Gli anni Settanta furono dunque un decennio di crisi. Ma crisi che nasceva dalla difficoltà a cogliere e affrontare questioni del presente e del futuro, ben più che portato irrisolto dello sviluppo precedente. Semmai, debolezze e difficoltà erano rese più acute non solo dal divampare della conflittualità sociale e politica, ma – ancor prima – dalle peculiarità che avevano segnato il recente sviluppo del paese, in particolar modo per come si era delineato il rapporto tra cittadini e istituzioni. Basti ricordare anzitutto la fragilità e dunque la scarsa autonomia della “società civile”, che pure aveva ripreso vigore negli anni Sessanta, ma ancora restava largamente segnata dalla duplice subordinazione allo stato e al sistema dei partiti cui l’aveva costretta il progetto autoritario e corporativo della dittatura fascista. Né, nei decenni postbellici, la costruzione della cittadinanza repubblicana aveva adeguatamente provveduto a superare, in una prospettiva di riconoscimento pieno ed universalistico delle libertà civili e dei diritti sociali, i consistenti residui di quell’esperienza, che anzi erano stati talora utilmente sfruttati per alimentare il sostegno alle maggiori forze politiche. Né, ancora, va dimenticato quali squilibri e ritardi avessero gravato sulla costruzione della democrazia repubblicana: spesso colpevolmente, era rimasta carente l’attuazione delle garanzie e degli istituti costituzionali e solo in parte si era provveduto ad adeguare la normativa e la cultura, le condotte pratiche e il personale stesso della magistratura e delle forze di polizia, ma financo di ampi settori della classe politica, ai valori e ai dettami della Carta costituzionale, troppo spesso interpretati in chiave paternalistica e conservatrice e intenzionalmente subordinati al primato dell’anticomunismo.

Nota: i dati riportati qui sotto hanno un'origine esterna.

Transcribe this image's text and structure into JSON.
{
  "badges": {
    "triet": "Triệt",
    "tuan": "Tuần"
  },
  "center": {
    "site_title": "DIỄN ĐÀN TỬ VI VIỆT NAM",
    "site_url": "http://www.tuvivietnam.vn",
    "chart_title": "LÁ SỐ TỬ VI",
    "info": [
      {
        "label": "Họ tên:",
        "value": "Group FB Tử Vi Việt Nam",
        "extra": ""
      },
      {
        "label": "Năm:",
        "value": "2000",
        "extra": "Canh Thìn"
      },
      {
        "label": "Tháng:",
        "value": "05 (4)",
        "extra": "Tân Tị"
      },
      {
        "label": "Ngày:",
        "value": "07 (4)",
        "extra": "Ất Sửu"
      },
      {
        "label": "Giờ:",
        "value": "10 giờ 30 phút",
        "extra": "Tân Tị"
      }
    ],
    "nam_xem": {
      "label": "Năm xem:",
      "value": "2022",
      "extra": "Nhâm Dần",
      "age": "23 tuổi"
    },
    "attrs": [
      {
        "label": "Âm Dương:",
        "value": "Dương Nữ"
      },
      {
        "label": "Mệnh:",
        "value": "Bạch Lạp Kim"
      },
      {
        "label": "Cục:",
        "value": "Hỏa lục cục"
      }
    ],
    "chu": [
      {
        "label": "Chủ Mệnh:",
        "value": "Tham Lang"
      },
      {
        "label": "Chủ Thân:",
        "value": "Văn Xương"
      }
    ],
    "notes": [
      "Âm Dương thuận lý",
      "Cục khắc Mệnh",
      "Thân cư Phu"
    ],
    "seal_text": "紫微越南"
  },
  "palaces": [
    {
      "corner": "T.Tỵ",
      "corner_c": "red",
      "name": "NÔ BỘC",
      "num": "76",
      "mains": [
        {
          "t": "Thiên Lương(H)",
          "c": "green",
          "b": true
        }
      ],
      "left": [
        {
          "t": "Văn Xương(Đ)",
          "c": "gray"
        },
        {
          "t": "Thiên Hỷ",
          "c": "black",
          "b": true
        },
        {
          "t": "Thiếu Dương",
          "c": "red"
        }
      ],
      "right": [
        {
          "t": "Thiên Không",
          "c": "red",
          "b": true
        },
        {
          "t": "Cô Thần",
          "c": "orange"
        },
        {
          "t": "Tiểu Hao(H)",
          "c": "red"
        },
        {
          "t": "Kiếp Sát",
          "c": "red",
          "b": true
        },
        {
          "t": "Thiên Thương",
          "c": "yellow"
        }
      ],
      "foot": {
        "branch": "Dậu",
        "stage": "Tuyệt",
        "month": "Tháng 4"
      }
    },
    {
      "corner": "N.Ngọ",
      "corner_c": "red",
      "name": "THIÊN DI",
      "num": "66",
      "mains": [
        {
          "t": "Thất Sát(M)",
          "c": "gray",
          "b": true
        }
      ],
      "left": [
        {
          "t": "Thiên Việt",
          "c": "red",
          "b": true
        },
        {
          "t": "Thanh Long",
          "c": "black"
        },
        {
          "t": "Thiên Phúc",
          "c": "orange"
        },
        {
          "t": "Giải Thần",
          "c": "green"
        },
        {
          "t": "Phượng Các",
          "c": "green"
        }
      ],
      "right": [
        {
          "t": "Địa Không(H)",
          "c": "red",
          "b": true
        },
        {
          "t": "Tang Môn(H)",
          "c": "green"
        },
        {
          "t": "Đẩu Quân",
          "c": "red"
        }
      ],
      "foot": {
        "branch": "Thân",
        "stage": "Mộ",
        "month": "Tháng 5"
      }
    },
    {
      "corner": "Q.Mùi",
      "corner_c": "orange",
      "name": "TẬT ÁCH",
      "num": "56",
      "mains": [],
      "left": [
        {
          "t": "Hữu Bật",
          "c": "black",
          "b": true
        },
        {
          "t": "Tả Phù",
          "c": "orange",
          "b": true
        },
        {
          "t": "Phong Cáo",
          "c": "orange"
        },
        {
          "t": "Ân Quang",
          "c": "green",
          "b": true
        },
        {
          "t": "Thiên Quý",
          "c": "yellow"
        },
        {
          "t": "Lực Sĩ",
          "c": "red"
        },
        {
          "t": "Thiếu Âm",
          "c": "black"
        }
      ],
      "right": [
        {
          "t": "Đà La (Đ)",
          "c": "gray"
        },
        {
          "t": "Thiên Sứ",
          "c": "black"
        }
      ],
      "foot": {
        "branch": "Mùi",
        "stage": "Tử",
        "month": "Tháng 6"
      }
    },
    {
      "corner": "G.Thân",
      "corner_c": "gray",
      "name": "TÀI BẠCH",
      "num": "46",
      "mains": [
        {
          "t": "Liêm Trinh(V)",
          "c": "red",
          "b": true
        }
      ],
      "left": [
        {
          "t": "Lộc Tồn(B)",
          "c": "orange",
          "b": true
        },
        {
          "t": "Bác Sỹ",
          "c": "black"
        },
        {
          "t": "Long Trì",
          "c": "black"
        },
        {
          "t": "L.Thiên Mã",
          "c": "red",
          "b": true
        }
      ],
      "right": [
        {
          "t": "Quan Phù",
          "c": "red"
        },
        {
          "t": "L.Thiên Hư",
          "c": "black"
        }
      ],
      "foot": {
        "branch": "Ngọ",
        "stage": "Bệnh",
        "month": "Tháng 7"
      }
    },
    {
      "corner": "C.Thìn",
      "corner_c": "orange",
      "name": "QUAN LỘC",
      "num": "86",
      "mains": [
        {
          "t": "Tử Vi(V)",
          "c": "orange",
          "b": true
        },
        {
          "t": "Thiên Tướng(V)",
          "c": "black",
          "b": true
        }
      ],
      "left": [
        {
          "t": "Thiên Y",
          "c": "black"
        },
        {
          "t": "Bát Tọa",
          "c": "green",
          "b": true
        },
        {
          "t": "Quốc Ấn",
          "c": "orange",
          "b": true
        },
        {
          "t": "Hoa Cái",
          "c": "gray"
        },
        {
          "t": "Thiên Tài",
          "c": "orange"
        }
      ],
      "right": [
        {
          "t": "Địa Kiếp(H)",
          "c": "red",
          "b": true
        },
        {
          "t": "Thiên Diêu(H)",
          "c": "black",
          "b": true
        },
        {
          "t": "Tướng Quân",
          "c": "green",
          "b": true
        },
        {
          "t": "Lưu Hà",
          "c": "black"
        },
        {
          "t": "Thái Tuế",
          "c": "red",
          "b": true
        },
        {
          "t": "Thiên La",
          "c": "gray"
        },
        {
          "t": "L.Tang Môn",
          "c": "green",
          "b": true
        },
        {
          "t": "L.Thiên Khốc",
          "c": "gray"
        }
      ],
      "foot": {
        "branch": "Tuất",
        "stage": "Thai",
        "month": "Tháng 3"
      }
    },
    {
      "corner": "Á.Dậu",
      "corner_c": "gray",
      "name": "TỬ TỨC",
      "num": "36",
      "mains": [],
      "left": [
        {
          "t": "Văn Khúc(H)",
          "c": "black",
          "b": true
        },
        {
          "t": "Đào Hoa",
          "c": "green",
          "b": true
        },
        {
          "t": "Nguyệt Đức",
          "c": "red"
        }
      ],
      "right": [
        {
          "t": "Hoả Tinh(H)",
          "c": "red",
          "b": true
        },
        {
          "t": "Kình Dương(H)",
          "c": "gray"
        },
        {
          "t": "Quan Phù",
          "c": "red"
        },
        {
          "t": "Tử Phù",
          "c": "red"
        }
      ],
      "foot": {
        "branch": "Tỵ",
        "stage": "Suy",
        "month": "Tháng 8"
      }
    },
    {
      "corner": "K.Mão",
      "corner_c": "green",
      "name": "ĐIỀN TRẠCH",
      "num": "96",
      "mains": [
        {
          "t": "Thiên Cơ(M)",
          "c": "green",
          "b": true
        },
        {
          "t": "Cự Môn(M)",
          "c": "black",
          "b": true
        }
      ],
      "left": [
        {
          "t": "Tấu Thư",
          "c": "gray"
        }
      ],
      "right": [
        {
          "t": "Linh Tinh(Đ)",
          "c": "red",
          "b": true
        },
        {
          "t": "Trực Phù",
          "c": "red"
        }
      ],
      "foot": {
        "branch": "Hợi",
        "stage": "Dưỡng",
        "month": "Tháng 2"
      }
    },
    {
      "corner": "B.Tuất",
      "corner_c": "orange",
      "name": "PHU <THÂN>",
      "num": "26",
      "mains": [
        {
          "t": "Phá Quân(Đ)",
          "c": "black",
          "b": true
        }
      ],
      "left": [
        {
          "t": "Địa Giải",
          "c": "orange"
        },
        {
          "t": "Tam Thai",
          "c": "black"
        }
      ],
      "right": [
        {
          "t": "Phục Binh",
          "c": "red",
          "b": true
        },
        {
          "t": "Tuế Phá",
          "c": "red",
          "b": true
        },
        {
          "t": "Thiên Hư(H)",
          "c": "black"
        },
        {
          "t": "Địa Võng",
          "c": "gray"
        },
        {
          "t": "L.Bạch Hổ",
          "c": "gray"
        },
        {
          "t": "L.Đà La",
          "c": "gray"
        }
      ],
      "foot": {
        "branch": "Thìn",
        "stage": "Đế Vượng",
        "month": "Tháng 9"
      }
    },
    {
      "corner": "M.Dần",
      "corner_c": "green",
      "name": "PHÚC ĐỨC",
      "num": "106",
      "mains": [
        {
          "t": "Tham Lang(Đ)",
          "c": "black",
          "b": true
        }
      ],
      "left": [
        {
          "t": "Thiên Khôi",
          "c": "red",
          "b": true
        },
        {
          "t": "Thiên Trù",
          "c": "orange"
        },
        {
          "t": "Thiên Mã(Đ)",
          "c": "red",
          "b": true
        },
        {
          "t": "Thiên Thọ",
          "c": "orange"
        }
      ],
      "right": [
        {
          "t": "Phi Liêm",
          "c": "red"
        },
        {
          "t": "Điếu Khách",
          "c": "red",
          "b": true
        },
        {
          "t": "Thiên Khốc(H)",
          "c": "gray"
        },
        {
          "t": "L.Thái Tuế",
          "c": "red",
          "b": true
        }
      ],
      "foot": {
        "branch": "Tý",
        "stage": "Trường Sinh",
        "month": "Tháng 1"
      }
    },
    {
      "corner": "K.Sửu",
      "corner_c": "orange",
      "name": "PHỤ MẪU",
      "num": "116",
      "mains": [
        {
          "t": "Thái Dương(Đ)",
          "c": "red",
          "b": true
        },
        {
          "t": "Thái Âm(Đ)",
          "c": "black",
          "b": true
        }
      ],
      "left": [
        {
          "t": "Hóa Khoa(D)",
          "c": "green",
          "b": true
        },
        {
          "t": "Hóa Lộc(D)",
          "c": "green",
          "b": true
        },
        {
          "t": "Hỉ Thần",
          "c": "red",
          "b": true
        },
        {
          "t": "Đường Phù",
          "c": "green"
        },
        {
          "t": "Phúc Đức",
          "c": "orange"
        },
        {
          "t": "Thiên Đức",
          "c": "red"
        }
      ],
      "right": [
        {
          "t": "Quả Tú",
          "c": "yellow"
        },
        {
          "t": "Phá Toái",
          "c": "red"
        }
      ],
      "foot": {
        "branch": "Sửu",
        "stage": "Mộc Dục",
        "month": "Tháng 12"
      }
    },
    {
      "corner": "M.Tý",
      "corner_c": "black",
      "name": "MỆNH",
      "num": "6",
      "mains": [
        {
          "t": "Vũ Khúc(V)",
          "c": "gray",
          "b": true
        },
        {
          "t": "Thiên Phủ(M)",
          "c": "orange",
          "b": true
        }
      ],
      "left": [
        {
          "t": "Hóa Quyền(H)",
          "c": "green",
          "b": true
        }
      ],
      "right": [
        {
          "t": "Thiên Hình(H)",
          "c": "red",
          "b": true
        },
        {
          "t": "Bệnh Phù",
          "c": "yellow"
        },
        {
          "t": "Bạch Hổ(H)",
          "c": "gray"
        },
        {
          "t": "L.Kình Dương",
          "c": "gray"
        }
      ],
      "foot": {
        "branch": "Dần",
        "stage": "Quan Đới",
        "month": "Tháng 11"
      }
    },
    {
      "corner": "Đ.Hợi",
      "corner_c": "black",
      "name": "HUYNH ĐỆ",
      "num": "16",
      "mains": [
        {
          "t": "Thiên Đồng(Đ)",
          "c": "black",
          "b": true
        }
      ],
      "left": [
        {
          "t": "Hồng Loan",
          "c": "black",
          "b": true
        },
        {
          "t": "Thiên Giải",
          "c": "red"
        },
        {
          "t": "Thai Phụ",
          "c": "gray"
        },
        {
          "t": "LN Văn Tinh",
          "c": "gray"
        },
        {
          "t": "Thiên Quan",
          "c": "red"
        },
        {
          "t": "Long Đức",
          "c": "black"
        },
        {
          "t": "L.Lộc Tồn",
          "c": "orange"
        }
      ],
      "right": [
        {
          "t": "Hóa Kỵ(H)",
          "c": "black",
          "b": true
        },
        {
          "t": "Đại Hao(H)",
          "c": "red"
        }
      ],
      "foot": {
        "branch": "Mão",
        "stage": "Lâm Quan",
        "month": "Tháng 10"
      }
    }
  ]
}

La classe politica chiamata a affrontare la transizione degli anni Settanta lo fece dunque volgendo lo sguardo all’indietro, illudendosi di poter replicare – nel governo della società come in quello dell’economia – quanto era stata capace di fare nel decennio precedente. La crisi, nel frattempo, erodeva risorse e spazi di mediazioni, inasprendo le tensioni sociali, e il sistema economico e imprenditoriale a sua volta si arroccava a difesa degli interessi predominanti, nella convinzione di poter sopravvivere in tal modo a sfide che richiedevano invece inedite capacità di innovazione.